Several major conformational changes, including the formation and loss of the salt bridge (D150c-R236) and π–π stacking (H151-Y227) interactions, the ‘in’ and ‘out’ conformations of P225 existing in trans configuration, the side-chain rotation of F156, have been identified that explain the dynamics of the α3-β7 and β12-α5 loops. These conformational changes of the loops would have significant impact on the topology of the active site, which may further affect the catalytic activity of the L1 MBL. Our findings suggest a plausible two state conformation where β12-α5 loop acts like a lid on the active site. In the open state, the D150c-R236 salt bridge is broken and the π–π stacking interaction between H151 and Y227 is lost. This allows P225 to adopt an ‘out’ conformation resulting in the loop to move away from the active site. The rearrangement of the residues in the loops increases the volume, which permits the access of the substrate into the active site. Since this is a high energy conformation, the loop is drawn back to a more stable closed conformation, where P225 adopts the ‘in’ conformation, the π–π stacking and the salt bridge interaction is reformed. The closed conformation is an extremely stable state that is observed in all crystallized conformations of L1 MBL including those with inhibitors (Crisp et al., 2007; Sevaille et al., 2017; Spencer et al., 2005; Ullah et al., 1998). These findings in L1 MBL are further supported by experimental studies on two active site loops in NDM-1, IMP-1, and VIM-2 MBLs, which identified the loops to behave like mobile flaps and a direct link exists between the conformation of the loops and the changes in the substrate recognition profile (Oelschlaeger and Pleiss, 2007; Palacios et al., 2019). Moreover, the flexibility of the loops may also lead to a better positioning of the zinc ion, resulting in an enhanced catalytic profile of the enzyme (Tomatis et al., 2008).

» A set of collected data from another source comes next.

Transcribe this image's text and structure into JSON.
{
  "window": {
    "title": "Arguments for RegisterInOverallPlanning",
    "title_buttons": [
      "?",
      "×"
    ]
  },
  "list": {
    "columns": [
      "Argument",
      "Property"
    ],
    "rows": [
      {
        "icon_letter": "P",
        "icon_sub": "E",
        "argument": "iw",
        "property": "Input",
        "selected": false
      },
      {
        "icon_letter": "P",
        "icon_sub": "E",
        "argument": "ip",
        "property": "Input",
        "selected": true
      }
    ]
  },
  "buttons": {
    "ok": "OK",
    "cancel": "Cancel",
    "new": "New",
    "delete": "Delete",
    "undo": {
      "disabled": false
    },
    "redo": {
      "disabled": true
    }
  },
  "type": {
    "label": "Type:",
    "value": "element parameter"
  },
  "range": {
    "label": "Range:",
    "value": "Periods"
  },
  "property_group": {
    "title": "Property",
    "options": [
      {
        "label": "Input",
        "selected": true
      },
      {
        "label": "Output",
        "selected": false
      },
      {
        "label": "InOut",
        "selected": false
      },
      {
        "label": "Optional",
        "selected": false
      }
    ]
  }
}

Experimental validation by L1 MBL engineered variants
To study the role of each of the key residues identified in the coordinated dynamics of loops α3-β7 and β12-α5, we engineered the H151V, D150cV, P225A, R236A, and Y227A variants in L1 for susceptibility determinations. The susceptibility of the variants expressed in an isogenic Escherichia coli DH10B background was tested against a panel of representative cephalosporins and carbapenems (Table 2). We also included a well-studied experimental L1 inhibitor to test the effect of these substitutions in inhibitor binding, L-CS319 (Hinchliffe et al., 2016). The H151V substitution had the biggest detrimental effect on the catalytic activity of L1 of all substrates tested, decreasing the minimal inhibitory concentration (MIC) in >6 doubling dilutions. In the case of the P225A and Y227A variants, the effect on the MICs depended upon the substrate. Compared to L1, the MICs for ceftazidime of these variants decreased two-fold dilutions, in contrast to the six-fold dilutions observed for the MIC for imipenem. Lastly, the D150cV and R236A substitution had a minimal effect on the hydrolytic activity of L1, as their MICs values for all substrates were comparable. Addition of the MBL inhibitor L-CS319 further decreased the MIC values, indicating that this compound is able to bind the active site, a fact that is consistent with its small size and the lack of substituents such as those present in the β-lactam antibiotics. The effect of the inhibitor also supports that the enzyme is active in the bacterial periplasm, and that these mutations are not disrupting the protein fold.
Conclusions
In this report, we have performed enhanced sampling molecular dynamics simulations and built MSM to analyze and understand the dynamics of two flexible loops (α3-β7 and β12-α5 loops) in the L1 enzyme. The deep learning analysis of the MSM cluster centers further resolved the role of individual subunits in the global dynamics of the L1 MBL.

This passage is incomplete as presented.